Thoughts of LLMs in PL

7 minute read

Published:

关于LLM与PL的一些想法 Some thoughts of LLMs and Programming Language research

Notice: The English version(after the Chinese version) of this post is translated by LLM itself and verified by myself. This workflow is faithful to what I proposed in this post.

Chinese Version – 中文版

最近听了很多在各种任务上用LLM的talk。不可否认,现阶段试图在各类任务上引入LLM已经是大势所趋——有些我觉得挺有趣,有些我觉得有点扯。

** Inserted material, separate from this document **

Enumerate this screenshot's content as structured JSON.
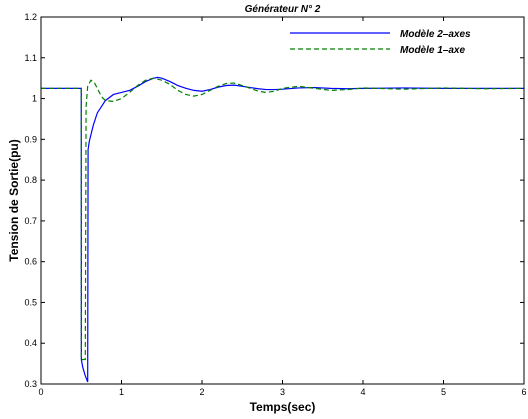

于是最近我一直在思考这个问题:到底是什么让我产生了这样的不同的感受?

一切的起点

为了讨论这个问题,我准备从我最熟悉的技术:Abstract Interpretation来讲。关于Abs Int,以下是一些我的基本认知:

  • Abstract Interpretation的核心思想之一是sound over approximation。也就是说为了找到所有的potential problem,我们允许一定的false alarm。
  • Abs Int是一个proof technique。它的目的是证明一个更大的集合(也就是更严格的标准)都成立。比如说如果你想知道自己每门课是否都拿到了60分,你如果能确定自己每门课甚至是都在80分以上,那么是否是60分已经不言自明了。

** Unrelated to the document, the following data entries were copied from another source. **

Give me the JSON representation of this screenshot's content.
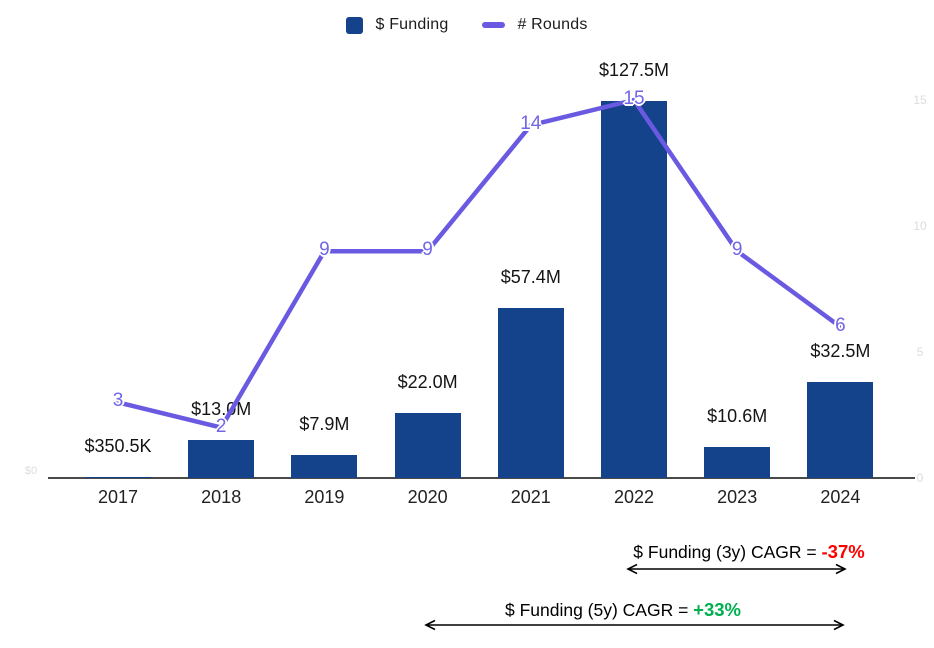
{
  "legend": {
    "funding_label": "$ Funding",
    "rounds_label": "# Rounds"
  },
  "colors": {
    "bar": "#14428B",
    "line": "#6A5AE1",
    "point_label": "#7265E6",
    "negative": "#FF0000",
    "positive": "#00B050",
    "axis": "#4A4A4A",
    "faint_tick": "#DCDCDC"
  },
  "chart_data": {
    "type": "bar",
    "subtype": "combo bar + line, dual axis",
    "categories": [
      "2017",
      "2018",
      "2019",
      "2020",
      "2021",
      "2022",
      "2023",
      "2024"
    ],
    "series": [
      {
        "name": "$ Funding",
        "type": "bar",
        "axis": "left",
        "values_millions_usd": [
          0.3505,
          13.0,
          7.9,
          22.0,
          57.4,
          127.5,
          10.6,
          32.5
        ],
        "labels": [
          "$350.5K",
          "$13.0M",
          "$7.9M",
          "$22.0M",
          "$57.4M",
          "$127.5M",
          "$10.6M",
          "$32.5M"
        ]
      },
      {
        "name": "# Rounds",
        "type": "line",
        "axis": "right",
        "values": [
          3,
          2,
          9,
          9,
          14,
          15,
          9,
          6
        ]
      }
    ],
    "left_axis_ticks": [
      "$0"
    ],
    "right_axis_ticks": [
      15,
      10,
      5,
      0
    ],
    "right_axis_range": [
      0,
      15
    ],
    "left_axis_range_millions": [
      0,
      127.5
    ],
    "grid": false,
    "legend_position": "top-center"
  },
  "annotations": [
    {
      "prefix": "$ Funding (3y) CAGR = ",
      "value": "-37%",
      "sentiment": "negative",
      "span_years": [
        "2022",
        "2024"
      ]
    },
    {
      "prefix": "$ Funding (5y) CAGR = ",
      "value": "+33%",
      "sentiment": "positive",
      "span_years": [
        "2020",
        "2024"
      ]
    }
  ]
}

从核心来说,Abs Int对结果最大的要求是soundness。如果这个性质被破坏,则证明无意义。

Artificial Intelligence 与 Abstract Interpretation

基于如上的认知,我们凡是试图在Abs Int中引入Arti Intelli,其重要的要求之一就是结果要保证soundness。由于soundness proof只能通过某种abstract domain来提供,因此如果出现了这么一个场景:LLM提供了一个比当前abs int更精确的solution。这看似是很多利用LLM的分析想提供的benefit,但是当我们试图验证其正确性的时候,我们会陷入两个可能的情况:

  • 我们使用了某种abs int来验证/比对结果。其后果就是如果我们比这个abs int更精确,它依旧会给你report。此时我们无法判断这个report究竟是不是false alarm,所以结果是uncheckable。
  • 我们使用了一个更expensive的验证方式(如symbolic execution),这会破坏abstraction带来的scalability。对于更大的问题,其结果就是分析不出来,这还是一种”uncheckable”。

因此,我们发现:LLM/各种人工智能技术提供的结果,都只能和某个well-established abstract domain分析出来的结果对齐。 否则它的结果无法得到soundness check,在我们前文的共识下它就没啥用。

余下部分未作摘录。